A character in “A Separate Peace” creepily equates love of olive drab=love of war=love of country: “…and in these times of war, we all see olivine drab, and we all know it is the patriotic color. All others aren’t about the war; they aren’t patriotic.” As such, I’d like to expunge olive drab from my visual vocabulary. I’ve been testing Earth Safe Finishes products for creating a fully conscientious demilitarized zone in my functional wardrobe. As mentioned in an earlier post, I ultimately plan to tailor the boxy generic fits. If you ever see anything from Los Angeles’s boutique T-shirtier E-Label, they were an inspiration: old thrift-store T-shirts overdyed, overprinted, cut apart and reconstructed with other fabrics.
Why go to all this trouble with surplus, anyway?
1. It’s phenomenally well-made because lives depend on it.
2. Our tax dollars have already paid for it.
3. Or globally, somebody else’s tax dollars have already paid for it.
4. It’s recycling, and a lot of surplus is barely used or is stored at length.
5. It’s affordable (see #2,3).
6. You will support small business; surplus dealers are always independent enterprises.

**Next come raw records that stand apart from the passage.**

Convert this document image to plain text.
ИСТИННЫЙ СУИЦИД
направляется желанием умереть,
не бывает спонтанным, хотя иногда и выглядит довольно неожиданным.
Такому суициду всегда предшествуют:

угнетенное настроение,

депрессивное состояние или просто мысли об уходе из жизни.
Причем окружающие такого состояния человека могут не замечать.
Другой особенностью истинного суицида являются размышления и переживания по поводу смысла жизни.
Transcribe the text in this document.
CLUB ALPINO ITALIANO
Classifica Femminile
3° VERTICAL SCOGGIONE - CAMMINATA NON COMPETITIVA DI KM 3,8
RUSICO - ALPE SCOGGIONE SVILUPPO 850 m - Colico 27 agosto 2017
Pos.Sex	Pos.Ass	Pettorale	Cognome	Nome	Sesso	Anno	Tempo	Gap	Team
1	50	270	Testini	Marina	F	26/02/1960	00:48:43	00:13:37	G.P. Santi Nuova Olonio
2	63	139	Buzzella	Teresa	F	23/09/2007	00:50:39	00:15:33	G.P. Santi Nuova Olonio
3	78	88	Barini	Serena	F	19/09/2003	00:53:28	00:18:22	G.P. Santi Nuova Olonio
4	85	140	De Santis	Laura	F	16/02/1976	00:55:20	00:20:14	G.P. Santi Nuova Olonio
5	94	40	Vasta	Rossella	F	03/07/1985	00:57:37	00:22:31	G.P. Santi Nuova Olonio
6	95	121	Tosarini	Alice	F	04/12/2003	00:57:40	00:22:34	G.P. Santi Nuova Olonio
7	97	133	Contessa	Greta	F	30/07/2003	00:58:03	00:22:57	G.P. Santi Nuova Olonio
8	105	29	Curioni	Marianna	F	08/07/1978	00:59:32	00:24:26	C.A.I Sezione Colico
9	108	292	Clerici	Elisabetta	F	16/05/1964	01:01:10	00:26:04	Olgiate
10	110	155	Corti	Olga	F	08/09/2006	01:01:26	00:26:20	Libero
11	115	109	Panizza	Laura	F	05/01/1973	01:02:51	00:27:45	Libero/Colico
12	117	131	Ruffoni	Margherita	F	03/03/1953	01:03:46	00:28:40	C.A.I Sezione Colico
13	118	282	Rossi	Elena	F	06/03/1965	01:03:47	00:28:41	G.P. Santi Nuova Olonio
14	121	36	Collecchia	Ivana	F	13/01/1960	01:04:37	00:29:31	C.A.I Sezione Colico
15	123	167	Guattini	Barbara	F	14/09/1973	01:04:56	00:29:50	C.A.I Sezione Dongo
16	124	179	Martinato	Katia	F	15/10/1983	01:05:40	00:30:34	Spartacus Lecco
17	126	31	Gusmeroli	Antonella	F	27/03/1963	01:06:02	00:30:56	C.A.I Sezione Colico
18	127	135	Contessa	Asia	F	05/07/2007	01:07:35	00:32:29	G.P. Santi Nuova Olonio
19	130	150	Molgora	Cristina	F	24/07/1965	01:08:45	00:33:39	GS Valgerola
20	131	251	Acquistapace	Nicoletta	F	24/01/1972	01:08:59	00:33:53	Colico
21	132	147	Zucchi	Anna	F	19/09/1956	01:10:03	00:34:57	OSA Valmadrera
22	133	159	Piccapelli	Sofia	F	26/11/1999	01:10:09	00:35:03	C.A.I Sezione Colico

7. U.S. law requires that military suppliers manufacture in the U.S., so you’re indirectly protecting jobs, building tax bases, etc.
8. You thought there would be 10?
9. I don’t want to end on an even number.
In the photo above (enlarged to show texture – like breakfast cereal!), I used 1/4 ounce of ESF’s FabricMagic to an ounce of water, and over a week applied and reapplied as I gradually increased the black colorant I was using to see what would penetrate and dominate the olive drab. The above results on a very coarse, almost hessian fabric were from 65 drops of black in the 1.25 oz of fixative. The frisson of ESF’s metal powder is just to test its tenacity; this article is worn and cleaned a lot and I’ll update with results.